District Superintendent Elizabeth Lolli, in a statement to News Center 7′s Mike Campbell, said the district will need more drivers in order to address charter school transportation concerns. The number of routes has to increase to fully resolve all concerns, she said, noting the district continuously hires new drivers to cover routes in the event that drivers need to use sick time.
Meantime, frustration seems to be mounting for some parents at Horizon Science Academy elementary school and other charter schools, Horizon Principal Alyse Pennington told Campbell.
Pennington said she knows other charter schools are experiencing similar problems with bus transportation and has been told that DPS does receive the transportation money for her students.
“It’s beyond frustrating,” she said.
Kira Warren, a parent, said she called every day the first week of school. “They would say ‘you are caller 39, you are caller 42,’ " she said.
Warren said she finally left her name and number for a callback from the district’s transportation department, but never got a call.
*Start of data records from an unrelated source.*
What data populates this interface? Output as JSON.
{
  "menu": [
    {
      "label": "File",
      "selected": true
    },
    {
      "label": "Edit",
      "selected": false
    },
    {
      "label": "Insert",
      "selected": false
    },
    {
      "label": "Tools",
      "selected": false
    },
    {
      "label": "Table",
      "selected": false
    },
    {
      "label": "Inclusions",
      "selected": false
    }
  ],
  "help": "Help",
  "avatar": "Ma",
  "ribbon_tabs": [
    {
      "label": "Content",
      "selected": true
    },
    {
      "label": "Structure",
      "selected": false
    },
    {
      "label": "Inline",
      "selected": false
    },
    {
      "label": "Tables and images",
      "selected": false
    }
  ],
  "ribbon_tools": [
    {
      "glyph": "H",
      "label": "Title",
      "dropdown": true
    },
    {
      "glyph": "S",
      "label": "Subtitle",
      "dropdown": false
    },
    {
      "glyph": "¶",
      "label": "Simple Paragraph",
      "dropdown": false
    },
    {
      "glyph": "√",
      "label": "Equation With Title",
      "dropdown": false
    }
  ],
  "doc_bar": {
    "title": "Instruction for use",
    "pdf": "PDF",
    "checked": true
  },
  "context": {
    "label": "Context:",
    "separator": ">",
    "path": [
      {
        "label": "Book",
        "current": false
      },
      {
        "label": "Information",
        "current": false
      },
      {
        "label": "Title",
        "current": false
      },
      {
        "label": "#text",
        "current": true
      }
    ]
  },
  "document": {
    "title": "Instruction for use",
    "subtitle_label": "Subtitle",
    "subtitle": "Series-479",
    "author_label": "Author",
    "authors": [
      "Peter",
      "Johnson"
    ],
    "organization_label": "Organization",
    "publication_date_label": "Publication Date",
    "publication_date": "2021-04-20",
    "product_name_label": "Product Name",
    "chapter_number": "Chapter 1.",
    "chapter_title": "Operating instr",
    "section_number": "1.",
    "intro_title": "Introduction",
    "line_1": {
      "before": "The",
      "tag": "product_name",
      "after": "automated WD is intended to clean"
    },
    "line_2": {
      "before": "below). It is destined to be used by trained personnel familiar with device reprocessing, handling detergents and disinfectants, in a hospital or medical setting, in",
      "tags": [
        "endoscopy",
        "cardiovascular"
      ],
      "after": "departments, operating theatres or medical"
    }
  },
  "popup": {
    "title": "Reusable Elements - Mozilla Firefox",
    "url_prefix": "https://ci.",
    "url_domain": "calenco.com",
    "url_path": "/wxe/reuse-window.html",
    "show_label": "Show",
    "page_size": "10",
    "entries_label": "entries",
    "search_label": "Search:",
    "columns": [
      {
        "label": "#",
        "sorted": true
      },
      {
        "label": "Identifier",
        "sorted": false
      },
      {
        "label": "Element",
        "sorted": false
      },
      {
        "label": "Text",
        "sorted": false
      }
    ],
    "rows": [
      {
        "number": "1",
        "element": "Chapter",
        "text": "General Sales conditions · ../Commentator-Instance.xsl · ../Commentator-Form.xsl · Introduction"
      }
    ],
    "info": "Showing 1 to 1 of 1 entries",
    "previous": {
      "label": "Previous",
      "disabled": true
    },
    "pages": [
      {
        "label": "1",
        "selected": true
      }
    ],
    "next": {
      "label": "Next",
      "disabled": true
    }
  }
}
The troubles continue, she said Thursday, even after school Wednesday. Her son called her at 3:10 p.m. to say that no school bus showed and he was still outside, she said, “which means he was outside for 40 minutes.”
Warren said she doesn’t think the district’s transportation department can handle the load of having so many children and many different bell times.
Pennington said the last bus to Horizon Academy arrived at 10 a.m. -- school started at 8 a.m.
Pennington, who said her elementary school has been experiencing bus transportation troubles since her classes began Aug. 10, has reached out to Dayton Public Schools multiple times a day trying to find a solution.
“At times, DPS transportation is so overwhelmed they are shutting their phone system down,” she said.
For a second consecutive day, Superintendent Lolli responded to concerns about the district’s bus service.
“As shared previously, it is not uncommon for there to be transportation issues during the first week of school,” she said in her statement. “As enrollment fluctuates and routes change, pick-up and drop-off locations and times may also need to be adjusted. Any concerns are typically smoothed out within two to three weeks.”
Between December 2021 and August 2022, seven meetings were held with non-public schools to discuss 2022-2023 transportation, Lolli said. In April, a meeting was held to specifically discuss the district’s plans to transport non-public students this year, rather than First Student. [The district’s contract with First Student was “mutually dissolved,” she said.]
Lolli said the district has been working closely with all non-public schools to prepare for this school year, and has also been striving to meet all state transportation requirements.
There are currently 96 routes and 107 active drivers, she said, but the district will need more in order to address charter school transportation concerns.
“The number of routes has to increase to fully resolve all concerns. The district continuously hires new drivers to cover routes in the event that drivers need to use sick time,” she said. “The district is currently working on a solution to charter school transportation concerns, which will begin as early as Monday for some schools.”